The 2020 Domestic Skills Symposium has been removed from the calendar due to New York state regulations regarding maximum occupancy levels and quarantine requirements for most out-of-state attendees. 

In the meantime, please check out our Events page for our new Webinar offerings and the Experiences page for virtual and onsite talks, classes and seminars .



 2021 Domestic Skills Symposium

Learn about a variety of topics concerning domestic life in the 19th century, including fashion, cuisine, technology, material culture and more!  You must pre-register.  Space is limited.


The Symposium will be held on Saturday, Nov. 13, 2021;  9:00 am - 4:00 pm

Our all-day symposium is comprised of an array of lectures spanning the late-18th through mid-19th century.  Four renowned speakers will present on a variety of topics relating to the late 18th century through mid-19th century.


Optional Workshops will again be offered Pre- and Post-Symposium, Nov. 12 & 14, 2021; 9:30 am - 4:00 pm.

For an extra fee, you can also attend both pre- and post-conference hands-on workshops in a variety of subjects.  Workshops are listed in the downloadable program booklet below.


2021 registration is expected to open in late August 2021.  Please check back!


Please take a look at last year's program for an example of the kind of presentations to expect.

2019 Presentations:

"A Story in the Threads: The Clothing of Enslaved Women in the Antebellum South" by Cheyney McKnight, Public Historian and Proprietor of Not Your Momma's History.

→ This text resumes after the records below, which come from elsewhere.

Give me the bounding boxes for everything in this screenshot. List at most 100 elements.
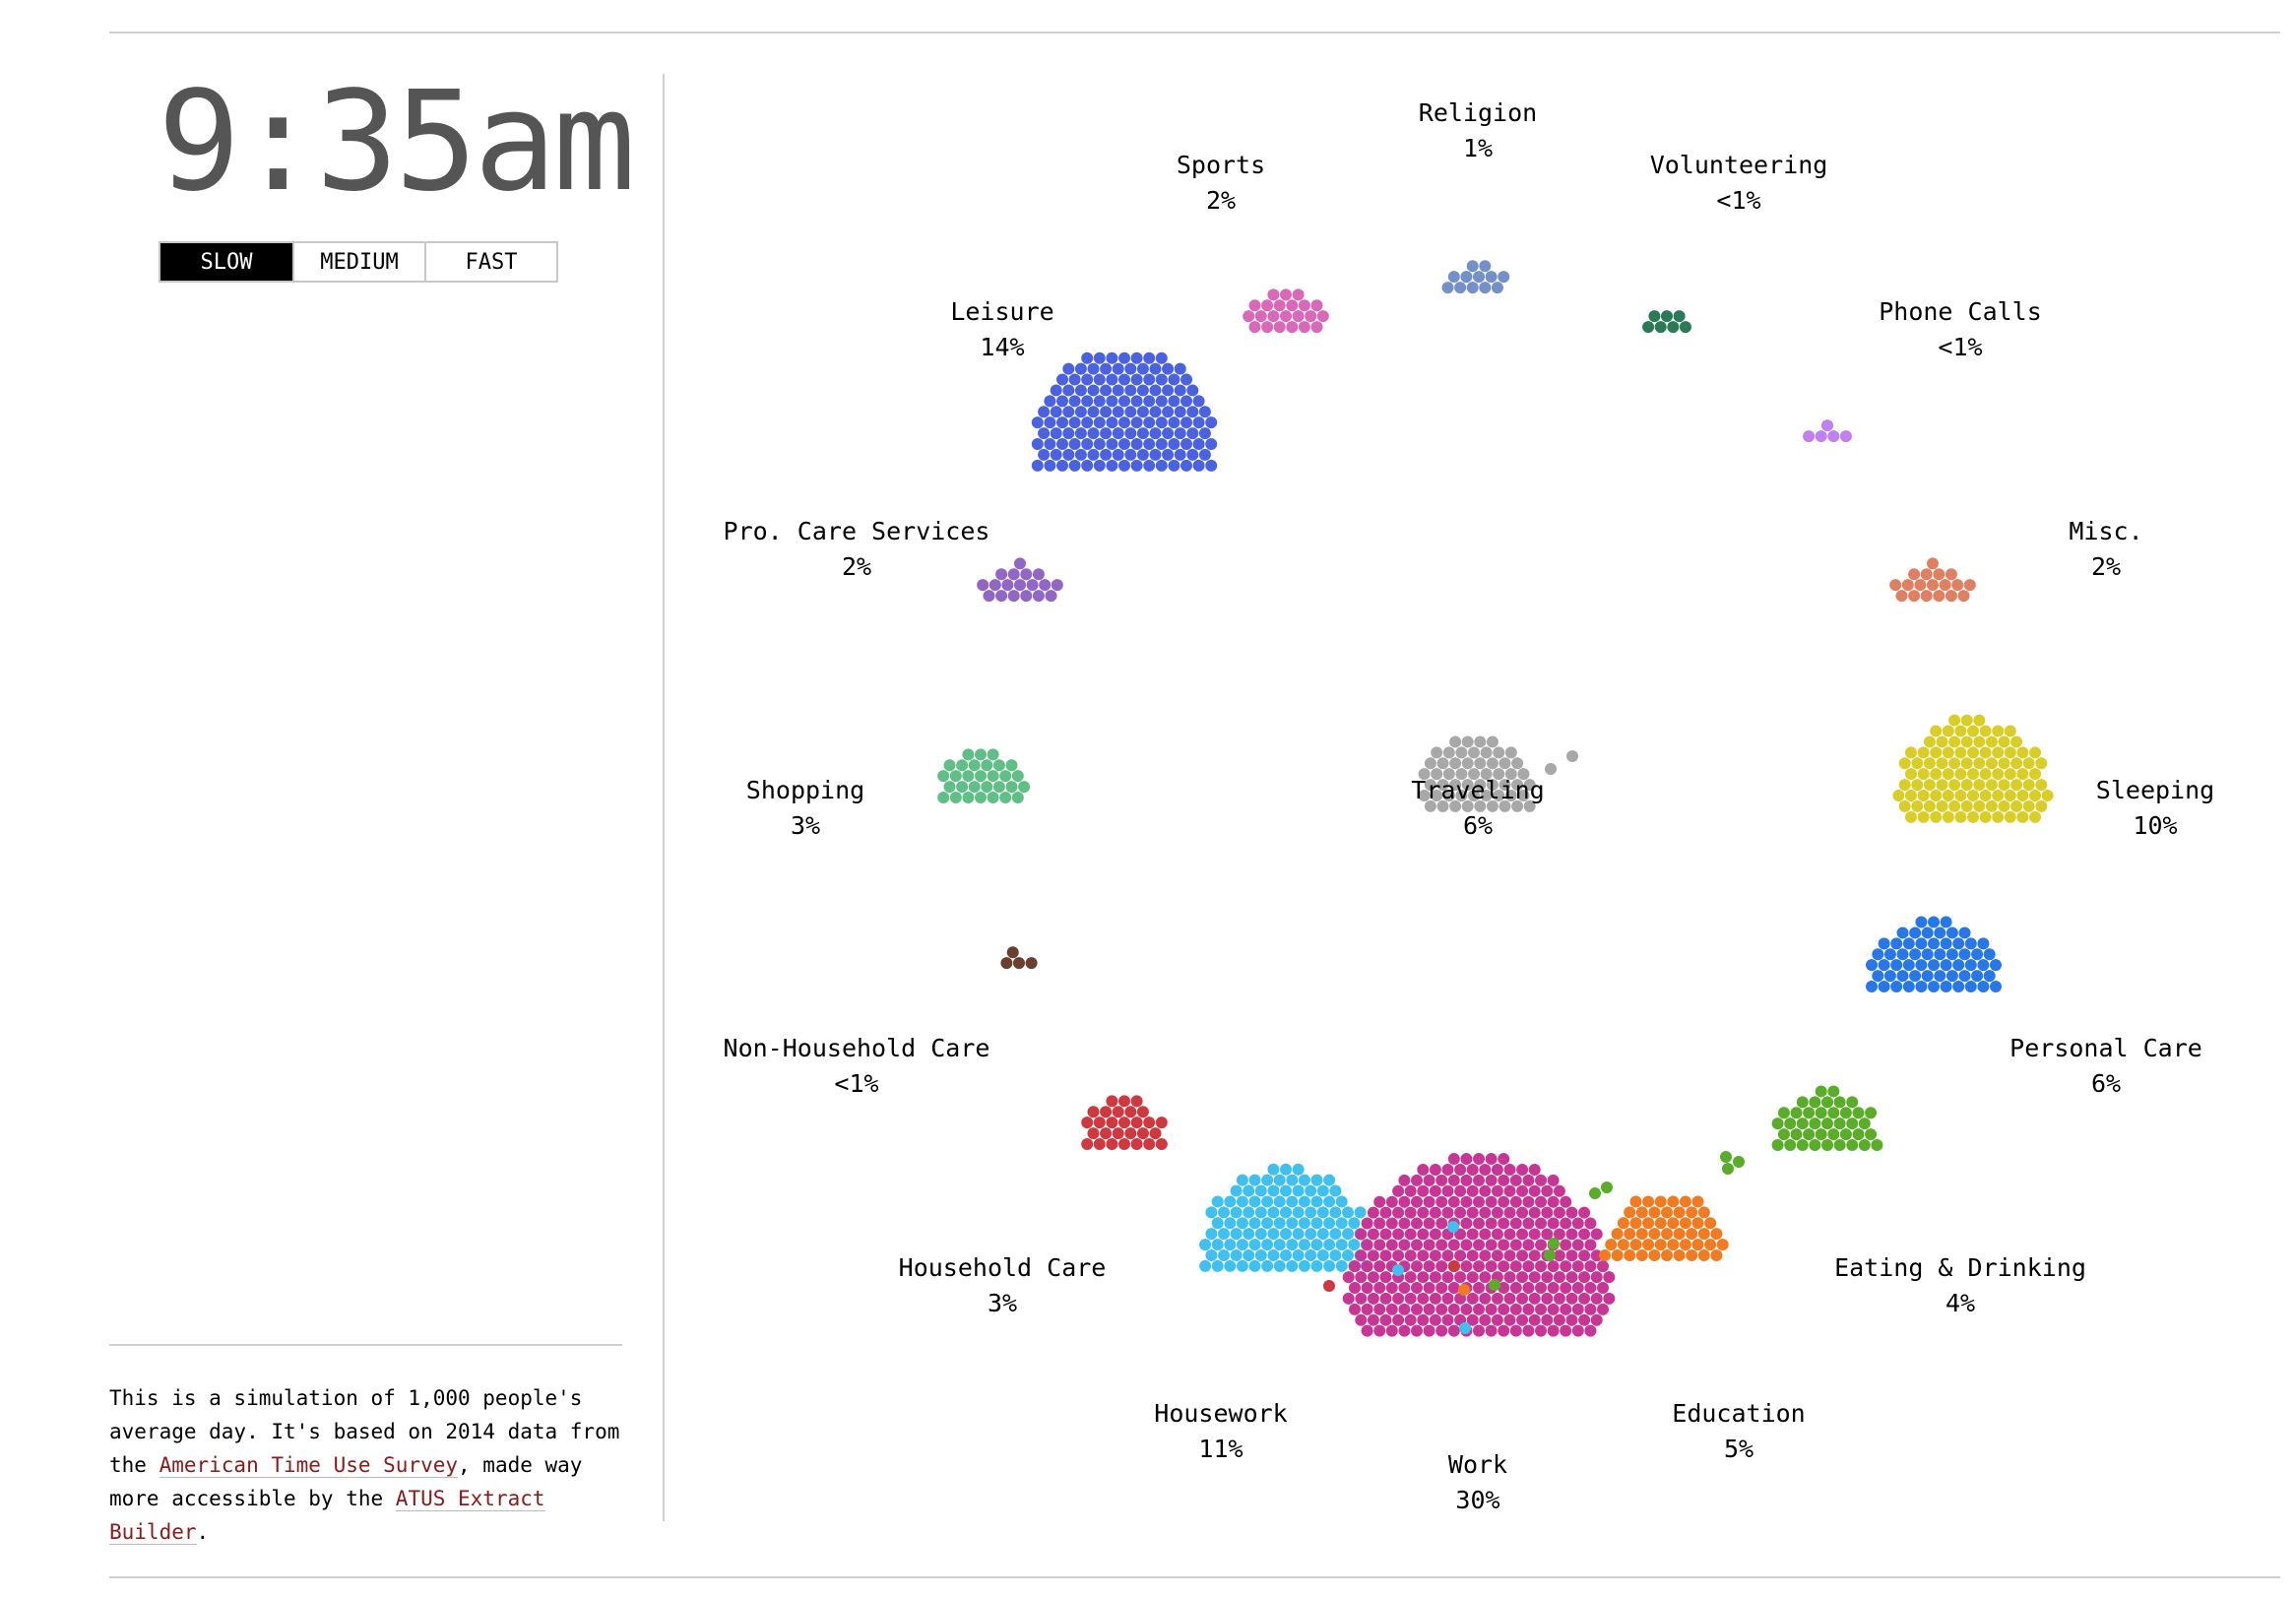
speed-slow-button[interactable]: SLOW xyxy=(160,243,292,281)
person-dot xyxy=(975,770,987,783)
person-dot xyxy=(1908,568,1921,581)
person-dot xyxy=(999,792,1012,803)
person-dot-moving xyxy=(1720,1151,1732,1163)
person-dot xyxy=(1168,438,1180,450)
person-dot xyxy=(1367,1313,1379,1326)
person-dot xyxy=(1081,373,1094,386)
person-dot xyxy=(1180,373,1192,386)
person-dot xyxy=(1517,790,1530,801)
label-household-care: Household Care 3% xyxy=(899,1250,1107,1321)
speed-fast-button[interactable]: FAST xyxy=(424,243,556,281)
person-dot xyxy=(1093,351,1106,364)
person-dot xyxy=(1983,970,1996,983)
person-dot xyxy=(1118,1095,1130,1108)
person-dot xyxy=(1474,799,1487,812)
activity-name: Housework xyxy=(1154,1399,1288,1428)
person-dot xyxy=(1466,1249,1479,1262)
person-dot xyxy=(1205,459,1218,472)
person-dot xyxy=(1509,1195,1522,1208)
person-dot xyxy=(1261,321,1274,334)
person-dot xyxy=(1143,459,1156,472)
person-dot xyxy=(1243,310,1255,323)
person-dot xyxy=(1429,1271,1441,1284)
person-dot xyxy=(1624,1228,1636,1241)
person-dot xyxy=(1093,1117,1106,1129)
person-dot xyxy=(1100,362,1113,375)
person-dot xyxy=(1921,926,1934,939)
person-dot xyxy=(1014,557,1026,570)
person-dot xyxy=(1118,1138,1130,1150)
person-dot xyxy=(1460,1239,1473,1251)
person-dot xyxy=(1087,1127,1100,1140)
person-dot xyxy=(1385,1217,1398,1230)
person-dot xyxy=(1954,746,1967,759)
person-dot xyxy=(1697,1249,1710,1261)
person-dot xyxy=(1584,1260,1597,1273)
person-dot xyxy=(1597,1282,1609,1294)
cluster-sports xyxy=(1243,288,1329,334)
person-dot xyxy=(1342,1292,1355,1305)
person-dot xyxy=(1833,1139,1846,1151)
person-dot xyxy=(2035,779,2048,792)
person-dot xyxy=(1560,1195,1572,1208)
person-dot xyxy=(1960,735,1973,748)
activity-name: Misc. xyxy=(2069,517,2143,545)
atus-link[interactable]: American Time Use Survey xyxy=(159,1453,459,1478)
person-dot xyxy=(1248,1259,1261,1272)
person-dot xyxy=(1143,1117,1156,1129)
person-dot xyxy=(1455,768,1468,781)
person-dot xyxy=(1130,1095,1143,1108)
person-dot xyxy=(1423,1239,1435,1251)
person-dot xyxy=(1933,568,1945,581)
person-dot xyxy=(1435,1303,1448,1315)
person-dot xyxy=(1597,1260,1609,1273)
person-dot xyxy=(1809,1139,1821,1151)
activity-pct: 1% xyxy=(1462,134,1494,162)
activity-pct: 6% xyxy=(2090,1069,2122,1098)
person-dot xyxy=(1686,1228,1698,1241)
person-dot xyxy=(1292,288,1305,301)
person-dot xyxy=(1423,1174,1435,1186)
person-dot xyxy=(1998,735,2010,748)
person-dot xyxy=(1883,970,1896,983)
person-dot xyxy=(1958,926,1971,939)
person-dot xyxy=(1948,799,1961,812)
cluster-personal-care xyxy=(1866,916,2002,992)
person-dot xyxy=(1248,1195,1261,1208)
person-dot xyxy=(1436,757,1449,770)
person-dot xyxy=(1447,271,1460,284)
speed-medium-button[interactable]: MEDIUM xyxy=(292,243,424,281)
person-dot xyxy=(1911,757,1924,770)
person-dot xyxy=(1118,351,1130,364)
person-dot xyxy=(1248,299,1261,312)
person-dot xyxy=(1917,810,1930,823)
person-dot xyxy=(1436,779,1449,792)
person-dot xyxy=(1516,1163,1529,1176)
cluster-education xyxy=(1599,1195,1729,1261)
person-dot xyxy=(1928,916,1940,928)
person-dot xyxy=(2022,779,2035,792)
person-dot xyxy=(1429,1249,1441,1262)
person-dot xyxy=(1890,981,1903,992)
person-dot xyxy=(1205,1206,1218,1219)
person-dot xyxy=(1827,1128,1840,1141)
activity-pct: 14% xyxy=(980,333,1025,361)
person-dot xyxy=(1124,384,1137,397)
person-dot xyxy=(1411,1282,1423,1294)
person-dot xyxy=(1025,957,1038,970)
person-dot xyxy=(1198,448,1211,461)
person-dot xyxy=(1584,1217,1597,1230)
person-dot xyxy=(1686,1206,1698,1219)
extract-builder-link[interactable]: ATUS Extract Builder xyxy=(109,1487,545,1545)
person-dot xyxy=(1560,1260,1572,1273)
person-dot xyxy=(1498,1153,1510,1166)
person-dot xyxy=(1124,448,1137,461)
person-dot xyxy=(1211,1195,1224,1208)
person-dot xyxy=(1954,810,1967,823)
person-dot xyxy=(1136,1106,1149,1118)
person-dot xyxy=(1571,1324,1584,1337)
person-dot xyxy=(1081,1117,1094,1129)
person-dot xyxy=(1385,1239,1398,1251)
person-dot xyxy=(1411,1217,1423,1230)
person-dot xyxy=(1001,579,1014,592)
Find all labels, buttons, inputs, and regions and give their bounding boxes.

"What's On The Table? An Exploration of Regional Shifts in Colonial Mid-Atlantic Foodways" by Lavada Nahon, Culinary Historian-Cook-Independent Scholar

"Stitching for Freedom: Quilts, Sewing Groups, and the Anti-Slavery Movement" by Judy Deyo, GCV&M Hand-Quilter and former educator.

"Upon These Shoulders: Speaking Truth to Power. The Freedom Fighters in Upstate New York." by David Shakes, Actor, Director, Producer and Historical Interpreter.



On Saturday we will once again offer a free a buffet luncheon to registrants, consisting of receipts selected from various 18th- and 19th-century period cookery books!   (Please do keep in mind that historic receipts do not always follow modern-day dietary needs and restrictions, and plan accordingly.  If your dietary needs are very specific, you may feel free to bring your own lunch to enjoy or visit one of several local restaurants in the area.)




Salamongundy      Meat-free Salamongundy (V)

Hosmer's Inn Dressing (V, DF)      A Most Delicious Salad Sauce (Anchovy)

Roasted Chicken with Chestnuts (Bacon or ham, chestnut stuffing)

An Onion Pye (V)        Fried Celery (V)

Irish Pickles (V, DF)       Sweet Pickled Beets (V, DF)       Preserved Carrots (V, DF)

Excellent Rolls (V)

Sweet Butter

Plumb Cake (V, Almonds)       Nougat of Quince (V, Almonds)

Coffee, Tea, Soda, Peach Shrub, Water


Check-in begins at 8:00 am on Saturday, November 13, for the symposium.  Check-in will be held in the Meeting Center adjacent to the main admissions tunnel.

Check-in for optional pre- and post-conference workshops begins at the Conference and Banquet Center at 8:30 am on Nov. 12 & 14.